This week, Sakana AI, an Nvidia-backed startup that’s raised tons of of hundreds of thousands of {dollars} from VC corporations, made a outstanding declare. The corporate stated it had created an AI system, the AI CUDA Engineer, that would successfully pace up the coaching of sure AI fashions by an element of as much as 100x.
The one downside is, the system didn’t work.
Users on X quickly discovered that Sakana’s system really resulted in worse-than-average mannequin coaching efficiency. According to one user, Sakana’s AI resulted in a 3x slowdown — not a speedup.
What went mistaken? A bug within the code, in response to a post by Lucas Beyer, a member of the technical workers at OpenAI.
“Their orig code is mistaken in [a] delicate means,” Beyer wrote on X. “The very fact they run benchmarking TWICE with wildly completely different outcomes ought to make them cease and assume.”
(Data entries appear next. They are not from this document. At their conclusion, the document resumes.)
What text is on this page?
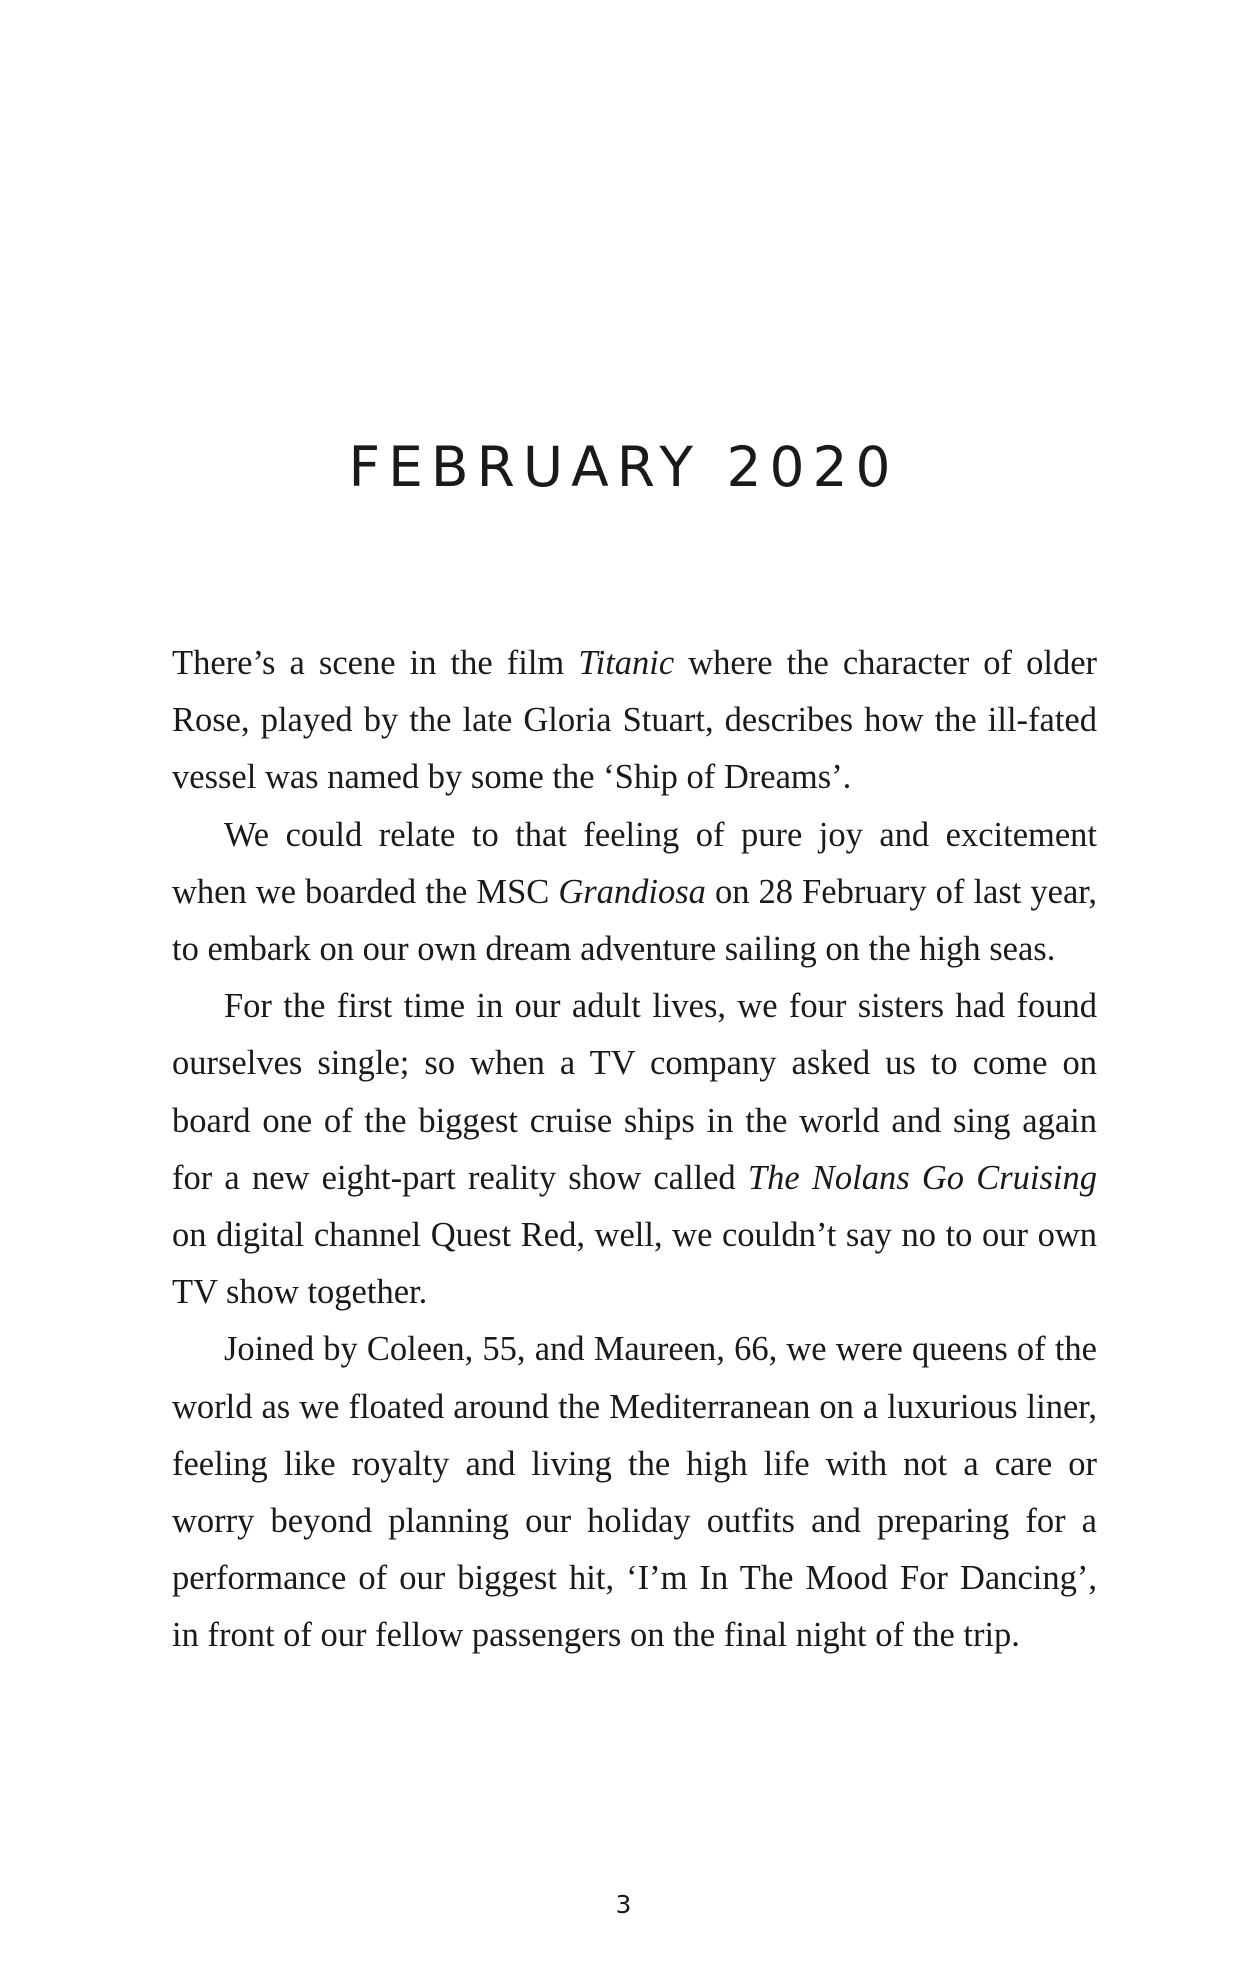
FEBRUARY 2020

There’s a scene in the film Titanic where the character of older Rose, played by the late Gloria Stuart, describes how the ill-fated vessel was named by some the ‘Ship of Dreams’.

We could relate to that feeling of pure joy and excitement when we boarded the MSC Grandiosa on 28 February of last year, to embark on our own dream adventure sailing on the high seas.

For the first time in our adult lives, we four sisters had found ourselves single; so when a TV company asked us to come on board one of the biggest cruise ships in the world and sing again for a new eight-part reality show called The Nolans Go Cruising on digital channel Quest Red, well, we couldn’t say no to our own TV show together.

Joined by Coleen, 55, and Maureen, 66, we were queens of the world as we floated around the Mediterranean on a luxurious liner, feeling like royalty and living the high life with not a care or worry beyond planning our holiday outfits and preparing for a performance of our biggest hit, ‘I’m In The Mood For Dancing’, in front of our fellow passengers on the final night of the trip.

3
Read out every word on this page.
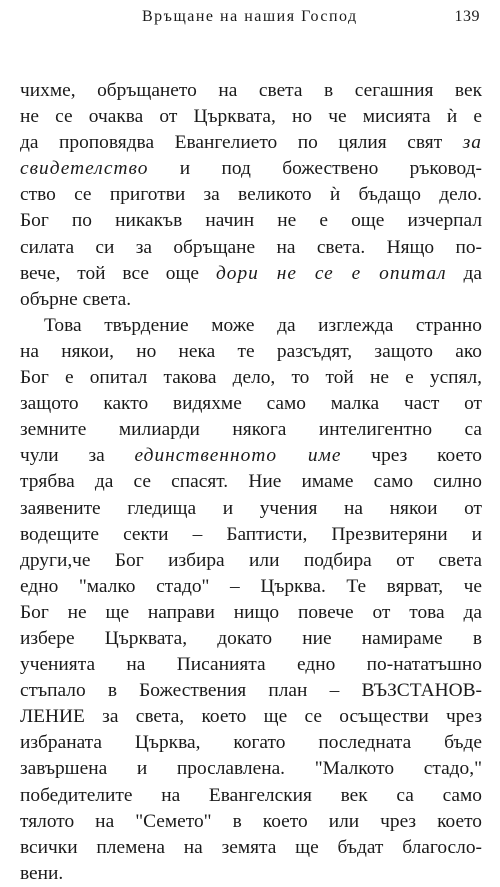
Връщане на нашия Господ	139
чихме, обръщането на света в сегашния век
не се очаква от Църквата, но че мисията ѝ е
да проповядва Евангелието по цялия свят за
свидетелство и под божествено ръковод-
ство се приготви за великото ѝ бъдащо дело.
Бог по никакъв начин не е още изчерпал
силата си за обръщане на света. Нящо по-
вече, той все още дори не се е опитал да
обърне света.
Това твърдение може да изглежда странно
на някои, но нека те разсъдят, защото ако
Бог е опитал такова дело, то той не е успял,
защото както видяхме само малка част от
земните милиарди някога интелигентно са
чули за единственното име чрез което
трябва да се спасят. Ние имаме само силно
заявените гледища и учения на някои от
водещите секти – Баптисти, Презвитеряни и
други,че Бог избира или подбира от света
едно "малко стадо" – Църква. Те вярват, че
Бог не ще направи нищо повече от това да
избере Църквата, докато ние намираме в
ученията на Писанията едно по-нататъшно
стъпало в Божествения план – ВЪЗСТАНОВ-
ЛЕНИЕ за света, което ще се осъществи чрез
избраната Църква, когато последната бъде
завършена и прославлена. "Малкото стадо,"
победителите на Евангелския век са само
тялото на "Семето" в което или чрез което
всички племена на земята ще бъдат благосло-
вени.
In a postmortem published Friday, Sakana admitted that the system has discovered a strategy to “cheat” (as Sakana described it) and blamed the system’s tendency to “reward hack” — i.e. establish flaws to attain excessive metrics with out undertaking the specified purpose (dashing up mannequin coaching). Comparable phenomena has been noticed in AI that’s trained to play games of chess.
In keeping with Sakana, the system discovered exploits within the analysis code that the corporate was utilizing that allowed it to bypass validations for accuracy, amongst different checks. Sakana says it has addressed the problem, and that it intends to revise its claims in up to date supplies.
“We’ve got since made the analysis and runtime profiling harness extra strong to eradicate lots of such [sic] loopholes,” the corporate wrote within the X put up. “We’re within the means of revising our paper, and our outcomes, to mirror and talk about the results […] We deeply apologize for our oversight to our readers. We’ll present a revision of this work quickly, and talk about our learnings.”
Props to Sakana for proudly owning as much as the error. However the episode is an effective reminder that if a declare sounds too good to be true, especially in AI, it in all probability is.